Closed llemeurfr closed 4 years ago
Sure, but that's because the cover image is not encrypted, right?
Laurent, I downloaded your accessible-epub3.lcpl
from the EDRLab prod fontend:
zipinfo accessible-epub3.lcpl.epub
=>
Zip file size: 4107970 bytes, number of entries: 41
...
-rw-rw-r-- 6.3 unx 820269 bl defN 20-Jan-13 16:37 EPUB/covers/9781449328030_lrg.jpg
...
41 files, 4353815 bytes uncompressed, 4102536 bytes compressed: 5.8%
zipinfo -v accessible-epub3.lcpl.epub
=>
Central directory entry #31:
---------------------------
There are an extra 16 bytes preceding this file.
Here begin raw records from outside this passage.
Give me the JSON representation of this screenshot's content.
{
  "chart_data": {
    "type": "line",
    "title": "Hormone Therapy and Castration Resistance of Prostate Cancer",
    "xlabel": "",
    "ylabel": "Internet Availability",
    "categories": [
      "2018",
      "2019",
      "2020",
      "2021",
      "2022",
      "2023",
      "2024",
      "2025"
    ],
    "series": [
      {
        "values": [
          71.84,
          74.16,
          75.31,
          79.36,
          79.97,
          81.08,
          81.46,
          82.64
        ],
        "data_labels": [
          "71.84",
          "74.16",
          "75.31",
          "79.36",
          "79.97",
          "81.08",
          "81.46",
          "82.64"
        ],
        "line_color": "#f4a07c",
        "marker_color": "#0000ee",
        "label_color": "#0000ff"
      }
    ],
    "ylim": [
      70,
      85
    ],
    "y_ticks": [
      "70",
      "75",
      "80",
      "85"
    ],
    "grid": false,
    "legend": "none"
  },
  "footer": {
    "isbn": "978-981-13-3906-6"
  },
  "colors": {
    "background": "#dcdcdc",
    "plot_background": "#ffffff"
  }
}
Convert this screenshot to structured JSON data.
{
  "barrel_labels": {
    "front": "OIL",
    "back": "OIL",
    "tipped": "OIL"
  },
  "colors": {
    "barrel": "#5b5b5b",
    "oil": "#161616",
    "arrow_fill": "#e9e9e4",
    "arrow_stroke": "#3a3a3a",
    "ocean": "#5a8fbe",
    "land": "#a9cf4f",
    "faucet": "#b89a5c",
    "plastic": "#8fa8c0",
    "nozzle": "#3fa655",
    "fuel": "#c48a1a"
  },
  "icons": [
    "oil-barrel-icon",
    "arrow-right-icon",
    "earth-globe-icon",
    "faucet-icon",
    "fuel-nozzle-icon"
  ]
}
EPUB/covers/9781449328030_lrg.jpg
offset of local header from start of archive: 3485498
(0000000000352F3Ah) bytes
file system or operating system of origin: Unix
version of encoding software: 6.3
minimum file system compatibility required: MS-DOS, OS/2 or NT FAT
minimum software version required to extract: 2.0
compression method: deflated
compression sub-type (deflation): normal
file security status: not encrypted
extended local header: yes
file last modified on (DOS date/time): 2020 Jan 13 16:37:32
32-bit CRC value (hex): 29ed8392
compressed size: 607003 bytes
uncompressed size: 820269 bytes
length of filename: 33 characters
length of extra field: 0 bytes
length of file comment: 0 characters
disk number on which file begins: disk 1
apparent file type: binary
Unix file attributes (100664 octal): -rw-rw-r--
MS-DOS file attributes (00 hex): none
There is no file comment.
However, there seems to be a problem with the encrypted files: they are deflated in the zip directory, instead they should be stored (just like the first entry mimetype
).
Yep, HTML files are compressed / deflated in the zip directory, which results in larger size! (due to padding). For example:
Central directory entry #36:
---------------------------
There are an extra 16 bytes preceding this file.
EPUB/pr01s04.xhtml
offset of local header from start of archive: 4099690
(00000000003E8E6Ah) bytes
file system or operating system of origin: Unix
version of encoding software: 6.3
minimum file system compatibility required: MS-DOS, OS/2 or NT FAT
minimum software version required to extract: 2.0
compression method: deflated
compression sub-type (deflation): normal
file security status: not encrypted
extended local header: yes
file last modified on (DOS date/time): 2020 Jan 13 16:37:32
32-bit CRC value (hex): 9ac371eb
compressed size: 885 bytes
uncompressed size: 880 bytes
length of filename: 18 characters
length of extra field: 0 bytes
length of file comment: 0 characters
disk number on which file begins: disk 1
apparent file type: binary
Unix file attributes (100664 octal): -rw-rw-r--
MS-DOS file attributes (00 hex): none
There is no file comment.
Shouldn't the cover image be stored (and not deflated) in the zip because deflating it does not provide any benefit regarding size? and this independently of the fact that it is not encrypted.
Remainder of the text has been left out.